City Council candidate Tommy Waters and a group of supporters from East Honolulu are threatening to file separate court challenges seeking a recount of nearly 40,000 ballots from the Nov. 6 general election, which Waters lost by 22 votes to incumbent Trevor Ozawa.
They say the razor-thin margin in the District 4 race warrants a recount or, short of that, more answers about how late-arriving votes were handled.
Rex Quidilla, city election administrator, said the procedures followed Nov. 6 were the same as in previous elections, with the absentee mail-in ballots that were dropped off by voters on Election Day at Honolulu Hale or any of the Oahu precincts counted last.
Based on the available tallies, it appeared that by the end of Election Day, Waters had won by 72 votes. But the final count, released at 4:12 a.m. Nov. 7, showed Ozawa ahead by 22 votes.
Hawaii Kai community advocate Natalie Iwasa, who lost a primary election runoff in August to represent District 4 on the City Council, threw her support behind Waters during the general election.
“We want to make sure that the process involved was proper and that every vote that should have been counted was counted and counted properly,” she said, adding that the group would be raising the same concerns if the situation had been reversed and their candidate had won by such a slim margin.
A State statute allows either the candidate, the involved political party or any 30 voters from the district to file a complaint with the Hawaii Supreme Court within 20 days after the election, in this case by Nov. 26, if they can show cause, such as fraud or other irregularities, for a recount.
Iwasa pointed out that the law also allows election officials to recount votes at their own discretion.
In 2014 Ozawa beat Waters by 41 votes, and the latter unsuccessfully challenged the outcome in court.
The Office of Elections on Thursday released its latest report on the 2018 results. It showed 39,613 votes cast in District 4, with 18,358 going for Ozawa and 18,336 for Waters. There were 2,909 blank ballots and 10 spoiled votes.
Kuliouou resident Donald Koelper, an East Honolulu regional chairman for the Democratic Party of Hawaii, said the difference in votes could fall within margin of error allowed by the manufacturers of the voting machines used in Hawaii.
“I think it is reasonable considering that there were over 40,000 votes cast in Council District 4 … that a margin of 22 votes deserves a recount,” Koelper said.
Ozawa, meanwhile, said in a statement that he had “full confidence” in the Office of Elections.
Waters, in a letter to state Election Administrator Scott Nago and Honolulu City Clerk Glen Takahashi, raised arguments similar to the voters group.
“My big thing is I can’t find any rule or statute that prescribes what you’re to do with those late absentee ballots,” he said.
Hawaii rules task each county to administer, but not count, absentee ballots, a job reserved for state election staff.

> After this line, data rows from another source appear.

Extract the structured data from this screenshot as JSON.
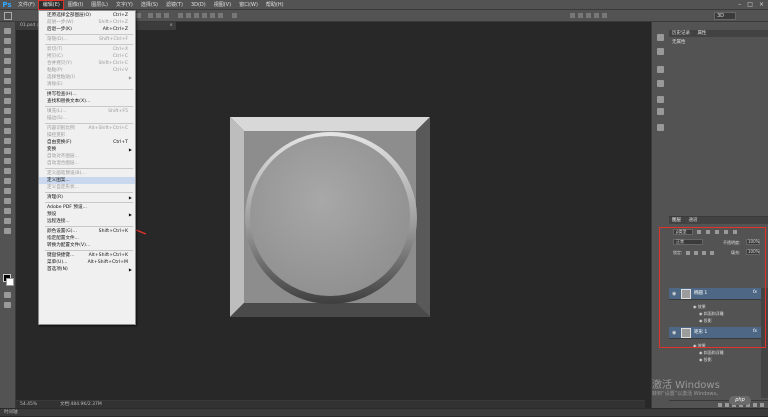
{
  "app": {
    "logo": "Ps"
  },
  "menubar": {
    "items": [
      "文件(F)",
      "编辑(E)",
      "图像(I)",
      "图层(L)",
      "文字(Y)",
      "选择(S)",
      "滤镜(T)",
      "3D(D)",
      "视图(V)",
      "窗口(W)",
      "帮助(H)"
    ],
    "active_index": 1
  },
  "window_controls": {
    "minimize": "–",
    "maximize": "□",
    "close": "×"
  },
  "options_bar": {
    "right_field": "3D"
  },
  "document": {
    "tab_label": "01.psd @ 54.4% (投影/RGB/8)",
    "tab_close": "×",
    "zoom": "54.45%",
    "doc_info": "文档:484.9K/2.37M"
  },
  "timeline": {
    "label": "时间轴"
  },
  "history_panel": {
    "tabs": [
      "历史记录",
      "属性"
    ],
    "item": "无属性"
  },
  "layers_panel": {
    "tabs": [
      "图层",
      "通道"
    ],
    "filter_kind": "ρ类型",
    "blend_mode": "正常",
    "opacity_label": "不透明度:",
    "opacity_value": "100%",
    "lock_label": "锁定:",
    "fill_label": "填充:",
    "fill_value": "100%",
    "layers": [
      {
        "name": "椭圆 1",
        "fx": "fx",
        "effects_label": "效果",
        "effects": [
          "斜面和浮雕",
          "投影"
        ]
      },
      {
        "name": "矩形 1",
        "fx": "fx",
        "effects_label": "效果",
        "effects": [
          "斜面和浮雕",
          "投影"
        ]
      }
    ]
  },
  "edit_menu": {
    "items": [
      {
        "label": "还原选择全部图层(O)",
        "shortcut": "Ctrl+Z",
        "disabled": false
      },
      {
        "label": "前进一步(W)",
        "shortcut": "Shift+Ctrl+Z",
        "disabled": true
      },
      {
        "label": "后退一步(K)",
        "shortcut": "Alt+Ctrl+Z",
        "disabled": false
      },
      {
        "sep": true
      },
      {
        "label": "渐隐(D)...",
        "shortcut": "Shift+Ctrl+F",
        "disabled": true
      },
      {
        "sep": true
      },
      {
        "label": "剪切(T)",
        "shortcut": "Ctrl+X",
        "disabled": true
      },
      {
        "label": "拷贝(C)",
        "shortcut": "Ctrl+C",
        "disabled": true
      },
      {
        "label": "合并拷贝(Y)",
        "shortcut": "Shift+Ctrl+C",
        "disabled": true
      },
      {
        "label": "粘贴(P)",
        "shortcut": "Ctrl+V",
        "disabled": true
      },
      {
        "label": "选择性粘贴(I)",
        "shortcut": "",
        "disabled": true,
        "submenu": true
      },
      {
        "label": "清除(E)",
        "shortcut": "",
        "disabled": true
      },
      {
        "sep": true
      },
      {
        "label": "拼写检查(H)...",
        "shortcut": "",
        "disabled": false
      },
      {
        "label": "查找和替换文本(X)...",
        "shortcut": "",
        "disabled": false
      },
      {
        "sep": true
      },
      {
        "label": "填充(L)...",
        "shortcut": "Shift+F5",
        "disabled": true
      },
      {
        "label": "描边(S)...",
        "shortcut": "",
        "disabled": true
      },
      {
        "sep": true
      },
      {
        "label": "内容识别比例",
        "shortcut": "Alt+Shift+Ctrl+C",
        "disabled": true
      },
      {
        "label": "操控变形",
        "shortcut": "",
        "disabled": true
      },
      {
        "label": "自由变换(F)",
        "shortcut": "Ctrl+T",
        "disabled": false
      },
      {
        "label": "变换",
        "shortcut": "",
        "disabled": false,
        "submenu": true
      },
      {
        "label": "自动对齐图层...",
        "shortcut": "",
        "disabled": true
      },
      {
        "label": "自动混合图层...",
        "shortcut": "",
        "disabled": true
      },
      {
        "sep": true
      },
      {
        "label": "定义画笔预设(B)...",
        "shortcut": "",
        "disabled": true
      },
      {
        "label": "定义图案...",
        "shortcut": "",
        "disabled": false,
        "highlight": true
      },
      {
        "label": "定义自定形状...",
        "shortcut": "",
        "disabled": true
      },
      {
        "sep": true
      },
      {
        "label": "清理(R)",
        "shortcut": "",
        "disabled": false,
        "submenu": true
      },
      {
        "sep": true
      },
      {
        "label": "Adobe PDF 预设...",
        "shortcut": "",
        "disabled": false
      },
      {
        "label": "预设",
        "shortcut": "",
        "disabled": false,
        "submenu": true
      },
      {
        "label": "远程连接...",
        "shortcut": "",
        "disabled": false
      },
      {
        "sep": true
      },
      {
        "label": "颜色设置(G)...",
        "shortcut": "Shift+Ctrl+K",
        "disabled": false
      },
      {
        "label": "指定配置文件...",
        "shortcut": "",
        "disabled": false
      },
      {
        "label": "转换为配置文件(V)...",
        "shortcut": "",
        "disabled": false
      },
      {
        "sep": true
      },
      {
        "label": "键盘快捷键...",
        "shortcut": "Alt+Shift+Ctrl+K",
        "disabled": false
      },
      {
        "label": "菜单(U)...",
        "shortcut": "Alt+Shift+Ctrl+M",
        "disabled": false
      },
      {
        "label": "首选项(N)",
        "shortcut": "",
        "disabled": false,
        "submenu": true
      }
    ]
  },
  "watermark": {
    "line1": "激活 Windows",
    "line2": "转到“设置”以激活 Windows。"
  },
  "badge": {
    "text": "php"
  },
  "colors": {
    "accent_red": "#e0332a",
    "layer_selected": "#4d6785",
    "canvas_bg": "#282828"
  }
}
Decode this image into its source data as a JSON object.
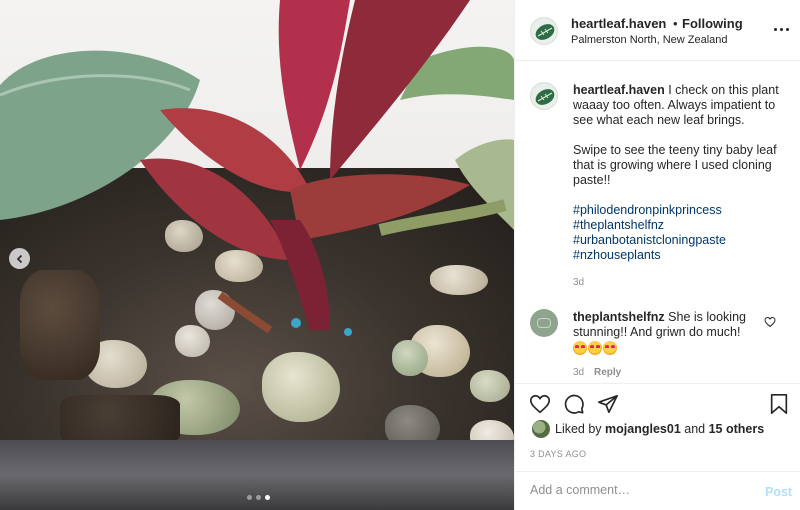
{
  "post": {
    "username": "heartleaf.haven",
    "separator": "•",
    "follow_status": "Following",
    "location": "Palmerston North, New Zealand",
    "caption_line1": "I check on this plant waaay too often. Always impatient to see what each new leaf brings.",
    "caption_line2": "Swipe to see the teeny tiny baby leaf that is growing where I used cloning paste!!",
    "hashtags": [
      "#philodendronpinkprincess",
      "#theplantshelfnz",
      "#urbanbotanistcloningpaste",
      "#nzhouseplants"
    ],
    "caption_age": "3d",
    "carousel": {
      "count": 3,
      "active_index": 2
    }
  },
  "comment": {
    "username": "theplantshelfnz",
    "text": "She is looking stunning!! And griwn do much!",
    "emoji_count": 3,
    "age": "3d",
    "reply_label": "Reply"
  },
  "likes": {
    "prefix": "Liked by",
    "user": "mojangles01",
    "conjunction": "and",
    "others": "15 others"
  },
  "date": "3 DAYS AGO",
  "add_comment": {
    "placeholder": "Add a comment…",
    "post_label": "Post"
  },
  "icons": {
    "more": "more-horizontal-icon",
    "prev": "chevron-left-icon",
    "like": "heart-icon",
    "comment": "comment-bubble-icon",
    "share": "paper-plane-icon",
    "save": "bookmark-icon"
  },
  "colors": {
    "link": "#00376b",
    "muted": "#8e8e8e",
    "post_disabled": "#b2dffc"
  }
}
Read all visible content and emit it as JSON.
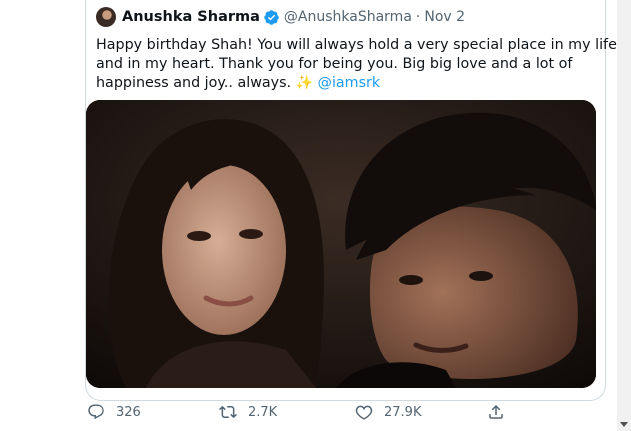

Quidilla said the Oahu absentee mail-in ballots turned in on Election Day were combined with a smaller number of mailed ballots collected by 6 p.m. Altogether there were about 8,000 ballots in the final batch, he said.
As in prior elections, the absentee ballots collected throughout the day were placed in a specially marked red envelope and put into a large container, then dropped off at the state Capitol by state election workers.
The containers were then accepted by the city election staff and taken to the Election Division’s office near the airport, Quidilla said. On Nov. 6 the last batch was accepted by city election officials at around 9 p.m., he said.
From there his staff validated each envelope containing a ballot by checking whether it was from a registered voter, whether a ballot was mailed to the voter and whether the voter may have voted in the ballot booth on Election Day, he said. Officials also verified the voter’s signature.
“Not every envelope received is deemed valid. It has to have the required information, and it has to match what we have for the individual voter,” he said. “The whole point is we treat the voted ballots the same way we did on the first day we received the first absentee mail ballots.”
When that was done, the outer envelopes were removed and the actual ballot envelopes were sorted. The still-sealed envelopes were placed in a cage that state election officials drove back to the Capitol, where they were processed by the state’s vote-counting machines, he said.
The last pickup didn’t happen until after around 12:30 a.m. Nov. 7, he said. The fifth and final vote tally was released several hours later.